At ICML, several important updates were presented regarding the treatment of diffuse large B-cell lymphoma (DLBCL), with a particular focus on novel therapeutic strategies for frail and elderly patients, as well as advances in the relapsed/refractory setting. Dr Gilles Crochet from CHU UCL Namur outlined key developments reflecting an evolving treatment landscape increasingly oriented toward chemo-free regimens and targeted antibody-based combinations.

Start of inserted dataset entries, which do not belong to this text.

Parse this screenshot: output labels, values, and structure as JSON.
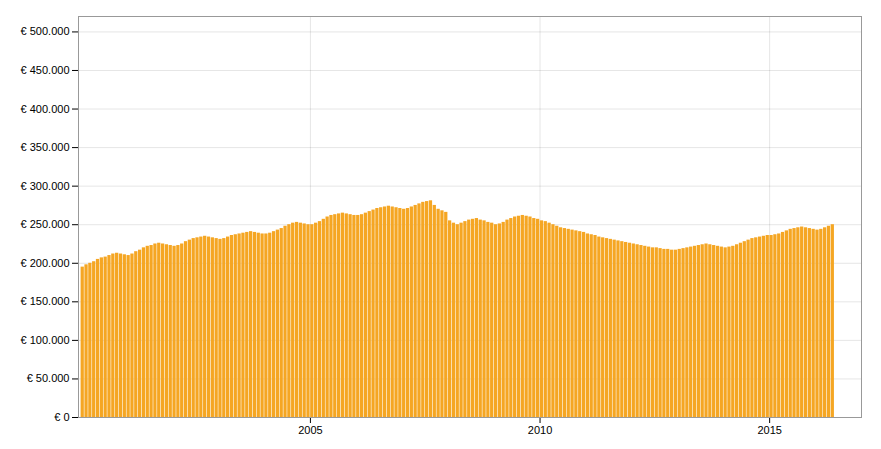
{
  "chart_data": {
    "type": "bar",
    "color": "#F5A623",
    "grid": true,
    "xlim": [
      1999.95,
      2017.0
    ],
    "xticks": [
      2005,
      2010,
      2015
    ],
    "ylim": [
      0,
      520000
    ],
    "yticks": [
      {
        "value": 0,
        "label": "€ 0"
      },
      {
        "value": 50000,
        "label": "€ 50.000"
      },
      {
        "value": 100000,
        "label": "€ 100.000"
      },
      {
        "value": 150000,
        "label": "€ 150.000"
      },
      {
        "value": 200000,
        "label": "€ 200.000"
      },
      {
        "value": 250000,
        "label": "€ 250.000"
      },
      {
        "value": 300000,
        "label": "€ 300.000"
      },
      {
        "value": 350000,
        "label": "€ 350.000"
      },
      {
        "value": 400000,
        "label": "€ 400.000"
      },
      {
        "value": 450000,
        "label": "€ 450.000"
      },
      {
        "value": 500000,
        "label": "€ 500.000"
      }
    ],
    "x": [
      2000.0416666666667,
      2000.125,
      2000.2083333333333,
      2000.2916666666667,
      2000.375,
      2000.4583333333333,
      2000.5416666666667,
      2000.625,
      2000.7083333333333,
      2000.7916666666667,
      2000.875,
      2000.9583333333333,
      2001.0416666666667,
      2001.125,
      2001.2083333333333,
      2001.2916666666667,
      2001.375,
      2001.4583333333333,
      2001.5416666666667,
      2001.625,
      2001.7083333333333,
      2001.7916666666667,
      2001.875,
      2001.9583333333333,
      2002.0416666666667,
      2002.125,
      2002.2083333333333,
      2002.2916666666667,
      2002.375,
      2002.4583333333333,
      2002.5416666666667,
      2002.625,
      2002.7083333333333,
      2002.7916666666667,
      2002.875,
      2002.9583333333333,
      2003.0416666666667,
      2003.125,
      2003.2083333333333,
      2003.2916666666667,
      2003.375,
      2003.4583333333333,
      2003.5416666666667,
      2003.625,
      2003.7083333333333,
      2003.7916666666667,
      2003.875,
      2003.9583333333333,
      2004.0416666666667,
      2004.125,
      2004.2083333333333,
      2004.2916666666667,
      2004.375,
      2004.4583333333333,
      2004.5416666666667,
      2004.625,
      2004.7083333333333,
      2004.7916666666667,
      2004.875,
      2004.9583333333333,
      2005.0416666666667,
      2005.125,
      2005.2083333333333,
      2005.2916666666667,
      2005.375,
      2005.4583333333333,
      2005.5416666666667,
      2005.625,
      2005.7083333333333,
      2005.7916666666667,
      2005.875,
      2005.9583333333333,
      2006.0416666666667,
      2006.125,
      2006.2083333333333,
      2006.2916666666667,
      2006.375,
      2006.4583333333333,
      2006.5416666666667,
      2006.625,
      2006.7083333333333,
      2006.7916666666667,
      2006.875,
      2006.9583333333333,
      2007.0416666666667,
      2007.125,
      2007.2083333333333,
      2007.2916666666667,
      2007.375,
      2007.4583333333333,
      2007.5416666666667,
      2007.625,
      2007.7083333333333,
      2007.7916666666667,
      2007.875,
      2007.9583333333333,
      2008.0416666666667,
      2008.125,
      2008.2083333333333,
      2008.2916666666667,
      2008.375,
      2008.4583333333333,
      2008.5416666666667,
      2008.625,
      2008.7083333333333,
      2008.7916666666667,
      2008.875,
      2008.9583333333333,
      2009.0416666666667,
      2009.125,
      2009.2083333333333,
      2009.2916666666667,
      2009.375,
      2009.4583333333333,
      2009.5416666666667,
      2009.625,
      2009.7083333333333,
      2009.7916666666667,
      2009.875,
      2009.9583333333333,
      2010.0416666666667,
      2010.125,
      2010.2083333333333,
      2010.2916666666667,
      2010.375,
      2010.4583333333333,
      2010.5416666666667,
      2010.625,
      2010.7083333333333,
      2010.7916666666667,
      2010.875,
      2010.9583333333333,
      2011.0416666666667,
      2011.125,
      2011.2083333333333,
      2011.2916666666667,
      2011.375,
      2011.4583333333333,
      2011.5416666666667,
      2011.625,
      2011.7083333333333,
      2011.7916666666667,
      2011.875,
      2011.9583333333333,
      2012.0416666666667,
      2012.125,
      2012.2083333333333,
      2012.2916666666667,
      2012.375,
      2012.4583333333333,
      2012.5416666666667,
      2012.625,
      2012.7083333333333,
      2012.7916666666667,
      2012.875,
      2012.9583333333333,
      2013.0416666666667,
      2013.125,
      2013.2083333333333,
      2013.2916666666667,
      2013.375,
      2013.4583333333333,
      2013.5416666666667,
      2013.625,
      2013.7083333333333,
      2013.7916666666667,
      2013.875,
      2013.9583333333333,
      2014.0416666666667,
      2014.125,
      2014.2083333333333,
      2014.2916666666667,
      2014.375,
      2014.4583333333333,
      2014.5416666666667,
      2014.625,
      2014.7083333333333,
      2014.7916666666667,
      2014.875,
      2014.9583333333333,
      2015.0416666666667,
      2015.125,
      2015.2083333333333,
      2015.2916666666667,
      2015.375,
      2015.4583333333333,
      2015.5416666666667,
      2015.625,
      2015.7083333333333,
      2015.7916666666667,
      2015.875,
      2015.9583333333333,
      2016.0416666666667,
      2016.125,
      2016.2083333333333,
      2016.2916666666667,
      2016.375,
      2016.4583333333333,
      2016.5416666666667,
      2016.625,
      2016.7083333333333
    ],
    "values": [
      195000,
      198000,
      200000,
      202000,
      205000,
      207000,
      208000,
      210000,
      212000,
      213000,
      212000,
      211000,
      210000,
      212000,
      215000,
      217000,
      220000,
      222000,
      223000,
      225000,
      226000,
      225000,
      224000,
      223000,
      222000,
      223000,
      225000,
      228000,
      230000,
      232000,
      233000,
      234000,
      235000,
      234000,
      233000,
      232000,
      231000,
      232000,
      234000,
      236000,
      237000,
      238000,
      239000,
      240000,
      241000,
      240000,
      239000,
      238000,
      238000,
      239000,
      241000,
      243000,
      245000,
      248000,
      250000,
      252000,
      253000,
      252000,
      251000,
      250000,
      250000,
      252000,
      254000,
      257000,
      260000,
      262000,
      263000,
      264000,
      265000,
      264000,
      263000,
      262000,
      262000,
      263000,
      265000,
      267000,
      269000,
      271000,
      272000,
      273000,
      274000,
      273000,
      272000,
      271000,
      270000,
      271000,
      273000,
      275000,
      277000,
      279000,
      280000,
      281000,
      275000,
      270000,
      268000,
      266000,
      255000,
      252000,
      250000,
      252000,
      254000,
      256000,
      257000,
      258000,
      256000,
      255000,
      253000,
      252000,
      250000,
      251000,
      253000,
      256000,
      258000,
      260000,
      261000,
      262000,
      261000,
      260000,
      258000,
      257000,
      255000,
      254000,
      252000,
      250000,
      248000,
      246000,
      245000,
      244000,
      243000,
      242000,
      241000,
      240000,
      238000,
      237000,
      236000,
      234000,
      233000,
      232000,
      231000,
      230000,
      229000,
      228000,
      227000,
      226000,
      225000,
      224000,
      223000,
      222000,
      221000,
      220000,
      220000,
      219000,
      218000,
      218000,
      217000,
      217000,
      218000,
      219000,
      220000,
      221000,
      222000,
      223000,
      224000,
      225000,
      224000,
      223000,
      222000,
      221000,
      220000,
      221000,
      222000,
      224000,
      226000,
      228000,
      230000,
      232000,
      233000,
      234000,
      235000,
      236000,
      236000,
      237000,
      238000,
      240000,
      242000,
      244000,
      245000,
      246000,
      247000,
      246000,
      245000,
      244000,
      243000,
      244000,
      246000,
      248000,
      250000,
      0,
      0,
      0,
      0
    ]
  }
}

In elderly and frail patients, where anthracycline-based chemotherapy is often contraindicated, three studies presented encouraging data on alternative treatment options. The first explored epcoritamab monotherapy in anthracycline-ineligible patients with newly diagnosed large B-cell lymphoma, reporting notably high complete response rates. A second study investigated the combination of glofitamab, polatuzumab vedotin and rituximab in a similar frail population, demonstrating highly promising response rates in the first-line setting. The third, the VERLen phase 2 trial, evaluated the combination of rituximab, tafasitamab and lenalidomide in frail patients considered eligible for R-CHOP. This regimen achieved a complete response rate of approximately 50%, with an overall response rate nearing 70%. Collectively, these findings suggest that chemo-free regimens may represent a feasible and effective approach in this vulnerable population, though longer-term outcomes and confirmatory studies are still required.

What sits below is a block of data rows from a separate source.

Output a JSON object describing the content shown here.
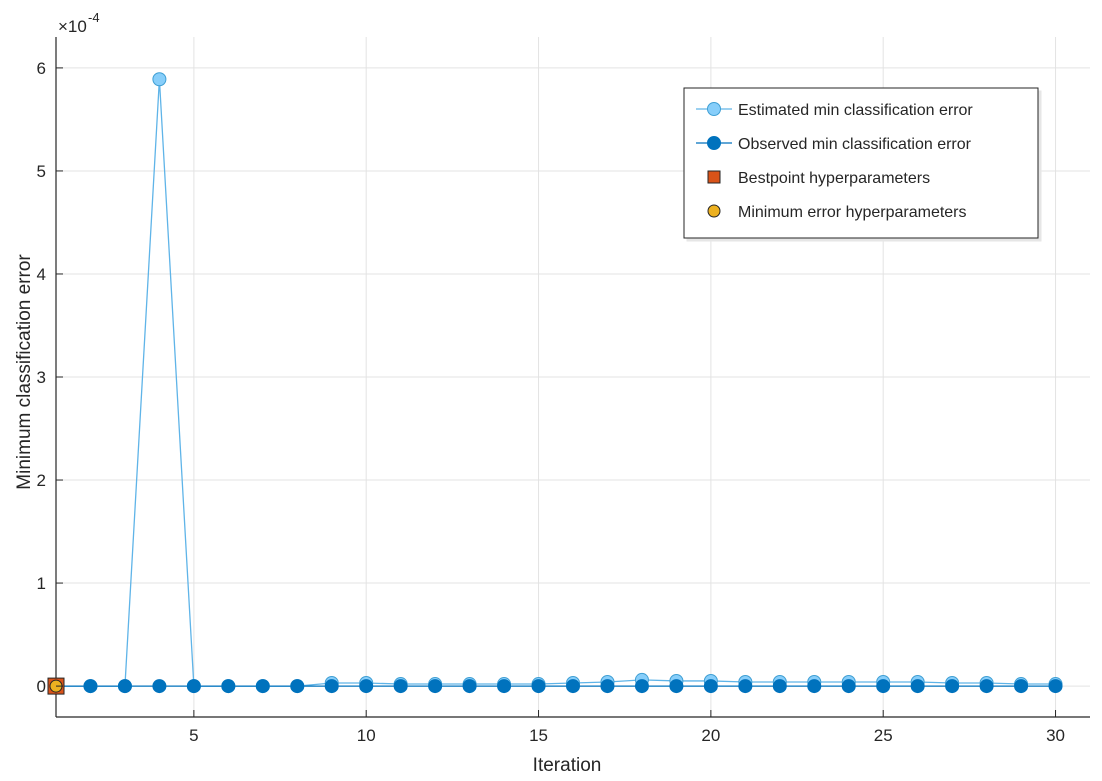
{
  "chart_data": {
    "type": "line",
    "title": "",
    "xlabel": "Iteration",
    "ylabel": "Minimum classification error",
    "y_exponent_label": {
      "base": "×10",
      "exponent": "-4"
    },
    "xlim": [
      1,
      31
    ],
    "ylim": [
      -3e-05,
      0.00063
    ],
    "grid": true,
    "legend_position": "top-right",
    "x_ticks": [
      5,
      10,
      15,
      20,
      25,
      30
    ],
    "x_tick_labels": [
      "5",
      "10",
      "15",
      "20",
      "25",
      "30"
    ],
    "y_ticks": [
      0,
      0.0001,
      0.0002,
      0.0003,
      0.0004,
      0.0005,
      0.0006
    ],
    "y_tick_labels": [
      "0",
      "1",
      "2",
      "3",
      "4",
      "5",
      "6"
    ],
    "series": [
      {
        "name": "Estimated min classification error",
        "color": "#87cefa",
        "edge_color": "#3f9fd4",
        "line_color": "#5fb4e8",
        "x": [
          1,
          2,
          3,
          4,
          5,
          6,
          7,
          8,
          9,
          10,
          11,
          12,
          13,
          14,
          15,
          16,
          17,
          18,
          19,
          20,
          21,
          22,
          23,
          24,
          25,
          26,
          27,
          28,
          29,
          30
        ],
        "values": [
          0,
          0,
          0,
          0.000589,
          0,
          0,
          0,
          0,
          3e-06,
          3e-06,
          2e-06,
          2e-06,
          2e-06,
          2e-06,
          2e-06,
          3e-06,
          4e-06,
          6e-06,
          5e-06,
          5e-06,
          4e-06,
          4e-06,
          4e-06,
          4e-06,
          4e-06,
          4e-06,
          3e-06,
          3e-06,
          2e-06,
          2e-06
        ]
      },
      {
        "name": "Observed min classification error",
        "color": "#0072bd",
        "x": [
          1,
          2,
          3,
          4,
          5,
          6,
          7,
          8,
          9,
          10,
          11,
          12,
          13,
          14,
          15,
          16,
          17,
          18,
          19,
          20,
          21,
          22,
          23,
          24,
          25,
          26,
          27,
          28,
          29,
          30
        ],
        "values": [
          0,
          0,
          0,
          0,
          0,
          0,
          0,
          0,
          0,
          0,
          0,
          0,
          0,
          0,
          0,
          0,
          0,
          0,
          0,
          0,
          0,
          0,
          0,
          0,
          0,
          0,
          0,
          0,
          0,
          0
        ]
      },
      {
        "name": "Bestpoint hyperparameters",
        "color": "#d95319",
        "marker": "square",
        "x": [
          1
        ],
        "values": [
          0
        ]
      },
      {
        "name": "Minimum error hyperparameters",
        "color": "#edb120",
        "marker": "circle",
        "x": [
          1
        ],
        "values": [
          0
        ]
      }
    ]
  }
}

In the relapsed/refractory setting, updated results from several antibody-based combinations were presented. The STARGLO study provided a two-year follow-up, confirming sustained complete responses in a subset of patients, though it remains premature to determine whether these outcomes represent a plateau in disease control. Additionally, early data from the LOTIS-7 trial, a phase 1b study combining loncastuximab tesirine with glofitamab, revealed a complete response rate approaching 90%, indicating strong potential for this dual-antibody strategy despite the limited follow-up duration.

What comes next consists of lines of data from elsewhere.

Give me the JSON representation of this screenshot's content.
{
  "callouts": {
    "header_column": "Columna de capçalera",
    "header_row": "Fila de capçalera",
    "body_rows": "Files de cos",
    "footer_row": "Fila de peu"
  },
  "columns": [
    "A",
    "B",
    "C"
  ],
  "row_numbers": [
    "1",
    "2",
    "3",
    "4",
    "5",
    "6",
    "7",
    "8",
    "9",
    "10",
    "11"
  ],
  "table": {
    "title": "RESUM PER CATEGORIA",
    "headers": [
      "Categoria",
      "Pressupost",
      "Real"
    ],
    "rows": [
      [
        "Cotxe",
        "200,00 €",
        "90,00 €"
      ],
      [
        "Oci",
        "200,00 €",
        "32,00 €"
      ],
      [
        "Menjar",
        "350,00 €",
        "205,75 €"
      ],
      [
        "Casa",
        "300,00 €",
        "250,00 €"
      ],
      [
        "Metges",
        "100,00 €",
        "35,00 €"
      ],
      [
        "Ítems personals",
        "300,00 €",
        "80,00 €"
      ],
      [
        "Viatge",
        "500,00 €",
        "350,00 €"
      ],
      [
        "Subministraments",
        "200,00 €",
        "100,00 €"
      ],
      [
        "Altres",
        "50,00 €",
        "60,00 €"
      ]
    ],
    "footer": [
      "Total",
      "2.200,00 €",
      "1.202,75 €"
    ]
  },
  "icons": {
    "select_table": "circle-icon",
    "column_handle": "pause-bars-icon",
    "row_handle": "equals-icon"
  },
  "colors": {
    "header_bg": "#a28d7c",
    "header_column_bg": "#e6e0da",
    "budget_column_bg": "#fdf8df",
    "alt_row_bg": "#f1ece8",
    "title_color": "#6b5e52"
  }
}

Another significant study, the phase 3 R-Pola-Glo trial, compared polatuzumab vedotin combined with GemOx versus GemOx alone in relapsed/refractory DLBCL. The combination arm demonstrated superior outcomes in both OS and PFS. However, its applicability in certain regions such as Belgium remains uncertain due to the routine use of polatuzumab vedotin in first-line regimens, leaving limited data on the efficacy of this agent in relapse following prior exposure.
Finally, in the frontline setting, preliminary results from a phase 2 trial evaluating R-CHP plus polatuzumab vedotin combined with glofitamab were presented. Despite the study’s small size (around 40 patients), the regimen achieved impressive response rates with sustained remissions. Larger phase 3 trials, such as the ongoing SKYGLO study, are expected to clarify the clinical value of incorporating bispecific antibodies into standard first-line regimens.